If you love south Indian food, especially the fiery hot Telugu cuisine, then Krishna’s Kitchen (KK) will make you smile.
As we enter, we find the restaurant bustling with diners who have a special affinity for Telugu cuisine. Mind you, KK is not a place for a relaxed conversation. Here, people relish their food as they proceed from one course to another and leave.
The starters here are impressive. Take the case of the Keema mirchi bajji, Pandumrichi tangdi kebab and Andhra fish fry. The Keema mirchi bajji comes piping hot with a spicy minced keema stuffing; for small eaters, two mirchis can be a meal . The Pandumrichi tangdi kebab is pleasantly hot, without being fiery or dry. The fresh red chilli it is prepared with lends its unique flavour and there is a slight touch of onion and masala gravy. This can be the ideal side dish with steamed rice and plain dal.

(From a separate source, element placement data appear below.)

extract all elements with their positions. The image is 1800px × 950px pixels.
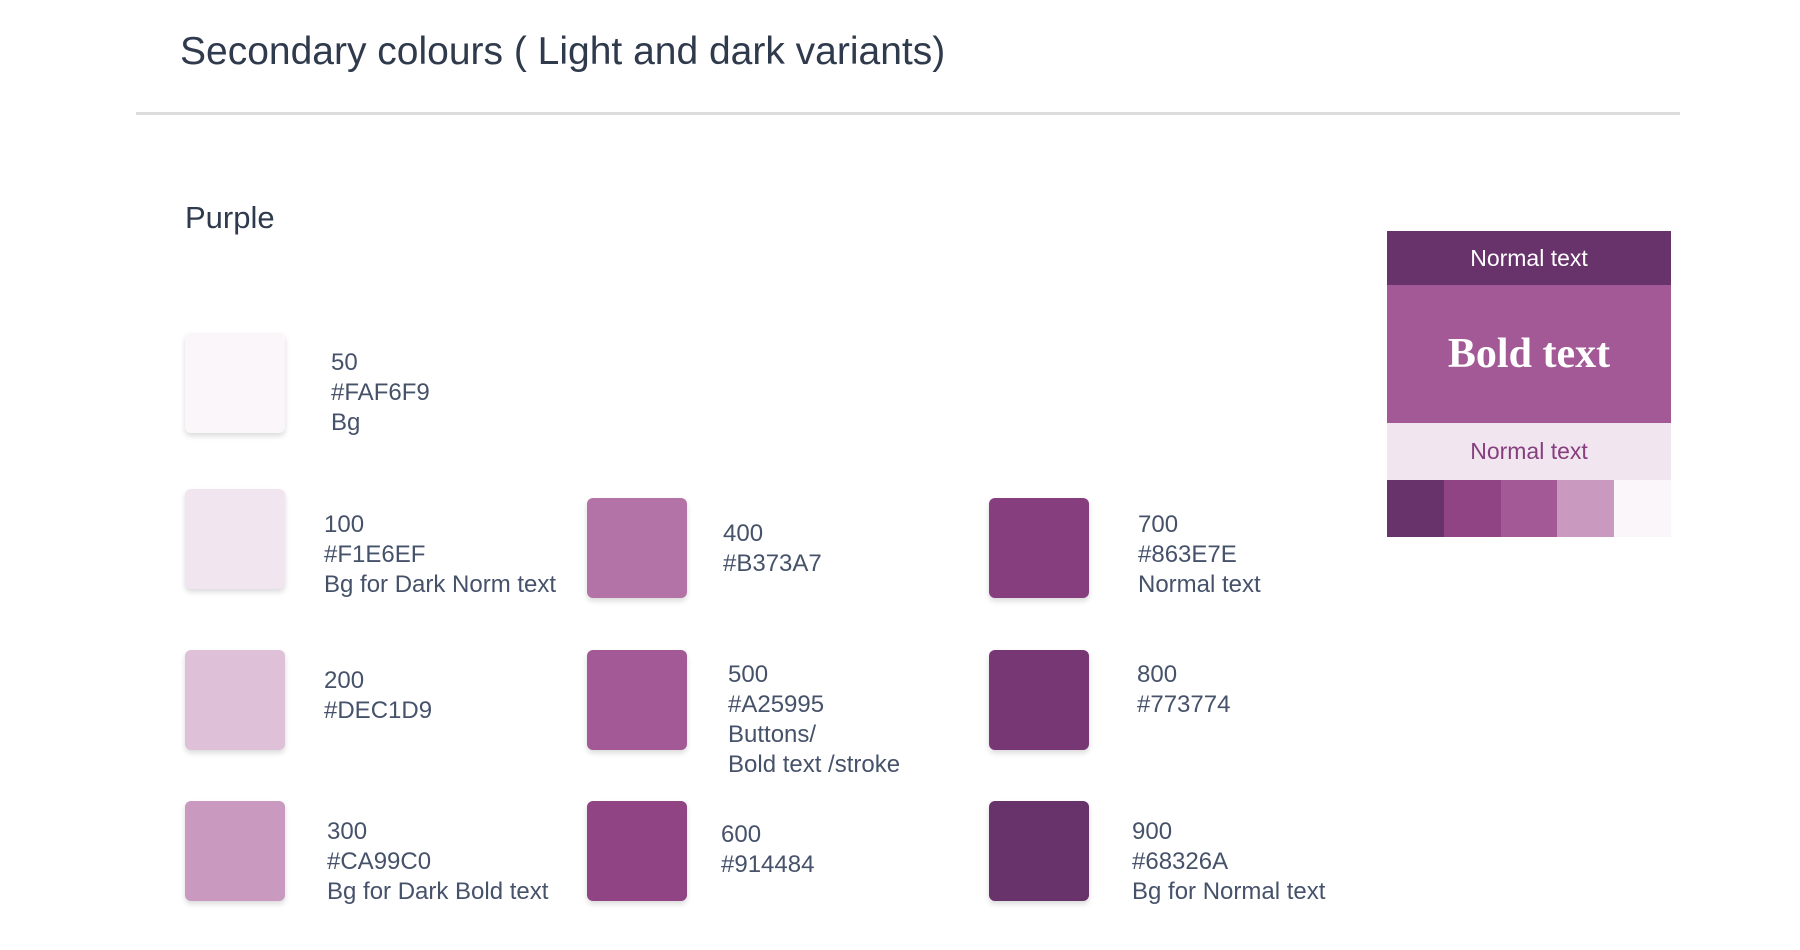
swatch-text: 50 xyxy=(331,349,358,376)
strip-cell xyxy=(1500,480,1558,537)
swatch-label: 50 #FAF6F9 Bg xyxy=(331,348,430,438)
strip-cell xyxy=(1387,480,1444,537)
swatch-text: #DEC1D9 xyxy=(324,697,433,724)
preview-bottom-text: Normal text xyxy=(1470,438,1588,464)
swatch-text: Buttons/ xyxy=(728,721,817,748)
divider xyxy=(136,112,1680,115)
swatch-text: Bg for Normal text xyxy=(1132,878,1326,905)
swatch-label: 100 #F1E6EF Bg for Dark Norm text xyxy=(324,510,556,600)
color-swatch xyxy=(185,333,285,433)
swatch-label: 400 #B373A7 xyxy=(723,519,822,579)
swatch-text: Bg for Dark Norm text xyxy=(324,571,557,598)
color-swatch xyxy=(587,498,687,598)
swatch-label: 200 #DEC1D9 xyxy=(324,666,432,726)
swatch-text: #FAF6F9 xyxy=(331,379,430,406)
preview-bottom: Normal text xyxy=(1387,423,1671,480)
swatch-label: 800 #773774 xyxy=(1137,660,1230,720)
color-swatch xyxy=(185,801,285,901)
strip-cell xyxy=(1614,480,1671,537)
strip-cell xyxy=(1557,480,1615,537)
preview-bold: Bold text xyxy=(1387,285,1671,423)
swatch-text: Bg xyxy=(331,409,361,436)
swatch-text: #863E7E xyxy=(1138,541,1237,568)
color-swatch xyxy=(989,498,1089,598)
swatch-text: 100 xyxy=(324,511,365,538)
swatch-text: #773774 xyxy=(1137,691,1231,718)
swatch-text: 800 xyxy=(1137,661,1178,688)
swatch-text: #914484 xyxy=(721,851,815,878)
swatch-text: #68326A xyxy=(1132,848,1229,875)
swatch-text: Normal text xyxy=(1138,571,1261,598)
preview-top: Normal text xyxy=(1387,231,1671,285)
preview-bold-text: Bold text xyxy=(1447,331,1611,377)
swatch-text: 300 xyxy=(327,818,368,845)
color-swatch xyxy=(185,489,285,589)
color-swatch xyxy=(185,650,285,750)
swatch-label: 700 #863E7E Normal text xyxy=(1138,510,1261,600)
page-title: Secondary colours ( Light and dark varia… xyxy=(180,30,946,73)
swatch-text: 600 xyxy=(721,821,762,848)
section-title: Purple xyxy=(185,200,275,235)
swatch-label: 600 #914484 xyxy=(721,820,814,880)
color-swatch xyxy=(587,650,687,750)
swatch-text: #A25995 xyxy=(728,691,825,718)
color-swatch xyxy=(989,801,1089,901)
swatch-text: 700 xyxy=(1138,511,1179,538)
swatch-text: Bold text /stroke xyxy=(728,751,901,778)
swatch-text: #B373A7 xyxy=(723,550,822,577)
swatch-label: 900 #68326A Bg for Normal text xyxy=(1132,817,1325,907)
swatch-text: #F1E6EF xyxy=(324,541,426,568)
swatch-text: 400 xyxy=(723,520,764,547)
swatch-text: #CA99C0 xyxy=(327,848,432,875)
swatch-text: 900 xyxy=(1132,818,1173,845)
strip-cell xyxy=(1443,480,1501,537)
preview-top-text: Normal text xyxy=(1470,244,1588,271)
color-strip xyxy=(1387,480,1671,537)
color-swatch xyxy=(587,801,687,901)
swatch-text: 500 xyxy=(728,661,769,688)
swatch-text: 200 xyxy=(324,667,365,694)
swatch-label: 300 #CA99C0 Bg for Dark Bold text xyxy=(327,817,548,907)
color-swatch xyxy=(989,650,1089,750)
preview-card: Normal text Bold text Normal text xyxy=(1387,231,1671,537)
swatch-text: Bg for Dark Bold text xyxy=(327,878,549,905)
swatch-label: 500 #A25995 Buttons/Bold text /stroke xyxy=(728,660,900,780)
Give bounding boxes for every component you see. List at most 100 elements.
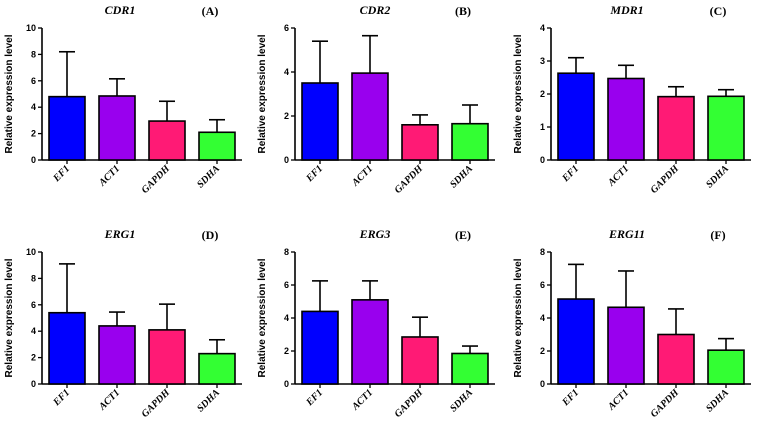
panel-label: (C)	[710, 4, 727, 18]
bar-gapdh	[401, 124, 439, 161]
x-tick-label-sdha: SDHA	[195, 163, 222, 190]
x-tick-label-gapdh: GAPDH	[393, 386, 426, 419]
panel-e: ERG3 (E) Relative expression level 0 2 4 6 8 EF1…	[257, 227, 495, 420]
y-axis-label: Relative expression level	[4, 34, 15, 153]
panel-label: (F)	[710, 228, 725, 242]
x-tick-label-sdha: SDHA	[448, 387, 475, 414]
bar-act1	[351, 299, 389, 385]
bar-act1	[98, 325, 136, 385]
x-tick-label-gapdh: GAPDH	[649, 162, 682, 195]
bar-sdha	[707, 95, 745, 161]
bar-gapdh	[148, 120, 186, 161]
y-tick-label: 8	[540, 247, 545, 257]
panel-label: (A)	[202, 4, 219, 18]
panel-a: CDR1 (A) Relative expression level 0 2 4 6 8 10 E…	[4, 3, 242, 196]
bar-ef1	[48, 311, 86, 385]
bar-gapdh	[148, 329, 186, 385]
y-tick-label: 8	[31, 273, 36, 283]
bar-sdha	[451, 352, 489, 385]
bar-ef1	[557, 72, 595, 161]
bar-sdha	[198, 131, 236, 161]
x-tick-label-ef1: EF1	[560, 163, 581, 184]
y-tick-label: 0	[284, 155, 289, 165]
y-tick-label: 0	[540, 155, 545, 165]
y-tick-label: 2	[31, 353, 36, 363]
x-tick-label-ef1: EF1	[304, 163, 325, 184]
panel-c: MDR1 (C) Relative expression level 0 1 2 3 4 EF1…	[513, 3, 751, 196]
x-tick-label-act1: ACT1	[605, 163, 631, 189]
x-tick-label-ef1: EF1	[304, 387, 325, 408]
x-tick-label-act1: ACT1	[349, 163, 375, 189]
x-tick-label-gapdh: GAPDH	[140, 386, 173, 419]
y-tick-label: 1	[540, 122, 545, 132]
x-tick-label-act1: ACT1	[605, 387, 631, 413]
chart-title: CDR2	[360, 3, 391, 17]
bar-gapdh	[657, 95, 695, 161]
bar-ef1	[301, 82, 339, 161]
y-tick-label: 4	[284, 67, 289, 77]
chart-title: MDR1	[609, 3, 643, 17]
bar-sdha	[198, 352, 236, 385]
bar-sdha	[451, 122, 489, 161]
y-axis-label: Relative expression level	[4, 258, 15, 377]
panel-label: (D)	[202, 228, 219, 242]
x-tick-label-sdha: SDHA	[704, 163, 731, 190]
bar-ef1	[48, 95, 86, 161]
y-axis-label: Relative expression level	[513, 34, 524, 153]
y-axis-label: Relative expression level	[257, 34, 268, 153]
y-tick-label: 4	[540, 313, 545, 323]
y-tick-label: 6	[284, 280, 289, 290]
panel-d: ERG1 (D) Relative expression level 0 2 4 6 8 10 E…	[4, 227, 242, 420]
bar-ef1	[557, 298, 595, 385]
panel-label: (E)	[455, 228, 471, 242]
chart-title: ERG1	[104, 227, 136, 241]
x-tick-label-ef1: EF1	[560, 387, 581, 408]
x-tick-label-sdha: SDHA	[195, 387, 222, 414]
y-tick-label: 0	[284, 379, 289, 389]
y-tick-label: 4	[31, 326, 36, 336]
y-tick-label: 0	[31, 155, 36, 165]
y-tick-label: 10	[26, 23, 36, 33]
bar-act1	[351, 72, 389, 161]
x-tick-label-ef1: EF1	[51, 387, 72, 408]
y-tick-label: 4	[31, 102, 36, 112]
y-tick-label: 0	[540, 379, 545, 389]
x-tick-label-sdha: SDHA	[448, 163, 475, 190]
bar-act1	[98, 95, 136, 161]
y-tick-label: 4	[284, 313, 289, 323]
y-axis-label: Relative expression level	[257, 258, 268, 377]
bar-gapdh	[401, 336, 439, 385]
panel-label: (B)	[455, 4, 471, 18]
y-tick-label: 6	[31, 300, 36, 310]
y-tick-label: 2	[284, 111, 289, 121]
chart-title: CDR1	[105, 3, 136, 17]
y-tick-label: 8	[31, 49, 36, 59]
y-tick-label: 2	[31, 129, 36, 139]
x-tick-label-gapdh: GAPDH	[649, 386, 682, 419]
y-tick-label: 0	[31, 379, 36, 389]
y-axis-label: Relative expression level	[513, 258, 524, 377]
panel-f: ERG11 (F) Relative expression level 0 2 4 6 8 EF…	[513, 227, 751, 420]
bar-act1	[607, 77, 645, 161]
y-tick-label: 6	[284, 23, 289, 33]
x-tick-label-gapdh: GAPDH	[140, 162, 173, 195]
panel-b: CDR2 (B) Relative expression level 0 2 4 6 EF1 A…	[257, 3, 495, 196]
y-tick-label: 4	[540, 23, 545, 33]
y-tick-label: 2	[540, 346, 545, 356]
x-tick-label-gapdh: GAPDH	[393, 162, 426, 195]
x-tick-label-sdha: SDHA	[704, 387, 731, 414]
bar-gapdh	[657, 333, 695, 385]
x-tick-label-ef1: EF1	[51, 163, 72, 184]
bar-ef1	[301, 310, 339, 385]
x-tick-label-act1: ACT1	[96, 387, 122, 413]
y-tick-label: 8	[284, 247, 289, 257]
y-tick-label: 10	[26, 247, 36, 257]
y-tick-label: 3	[540, 56, 545, 66]
y-tick-label: 6	[31, 76, 36, 86]
y-tick-label: 2	[540, 89, 545, 99]
x-tick-label-act1: ACT1	[349, 387, 375, 413]
y-tick-label: 2	[284, 346, 289, 356]
bar-act1	[607, 306, 645, 385]
chart-title: ERG3	[359, 227, 391, 241]
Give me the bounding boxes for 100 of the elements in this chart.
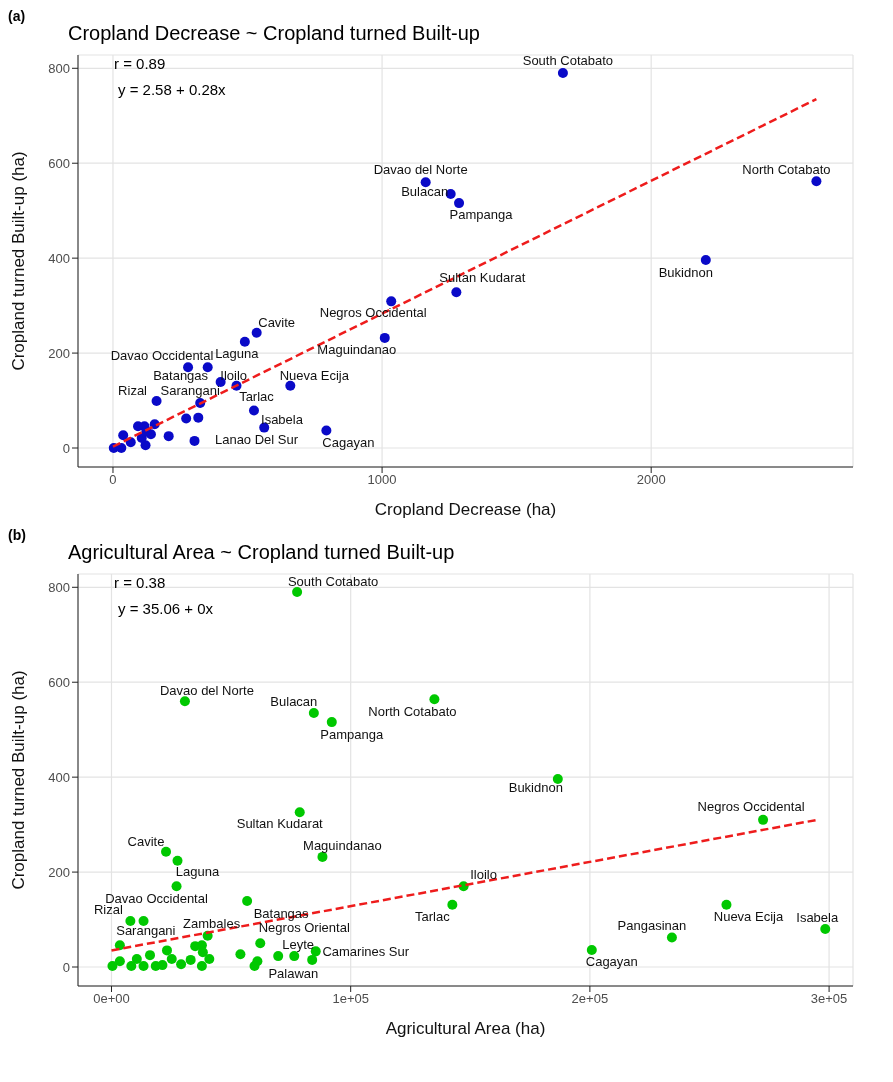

Another interesting starter is the Avakaya Kodi Kebab., a boneless chicken starter with the flavour of the famous Andhra avakaya (mango pickle). With the wide variety of south Indian starters, one could be tempted to skip the main course. KK also serves some mean Mutton keema balls, Velluli Kodi Vepudu (garlic chicken fry). Those who love prawns will enjoy the perfectly cooked, easy-on-spice Royyala vepudu (prawn fry).
The eatery takes pride in its Seema Namsam Biryani and Avakaya Mudda Pappu. A staple combo of plain cooked pigeon peas, soft steamed rice and avakaya is presented as a dish here. Mixed well and served with a dollop of ghee, all one has to do is eat. This is not for those who enjoy non-spicy food but for those who love it hot and spicy, it is soul food.
The other dish relished at KK is the sambar rice; the slightly sweet, mushy comfort food, served with a side of appalams is a bestseller.
Service at KK is pretty prompt. The kitchen staff ensures the food reaches your table in less than 10 minutes. No surprise then that KK is a much sought-after lunch destination for officers too.
Seema mamsam biryani, another KK bestseller, is a biryani with a difference. Made with a paste that mostly consists of fresh chillies, this biryani’s masala is greenish and pleasantly moist and mushy. Though it is served with the usual mirchi ka salan and raita, I feel this biryani does not need a side dish at all.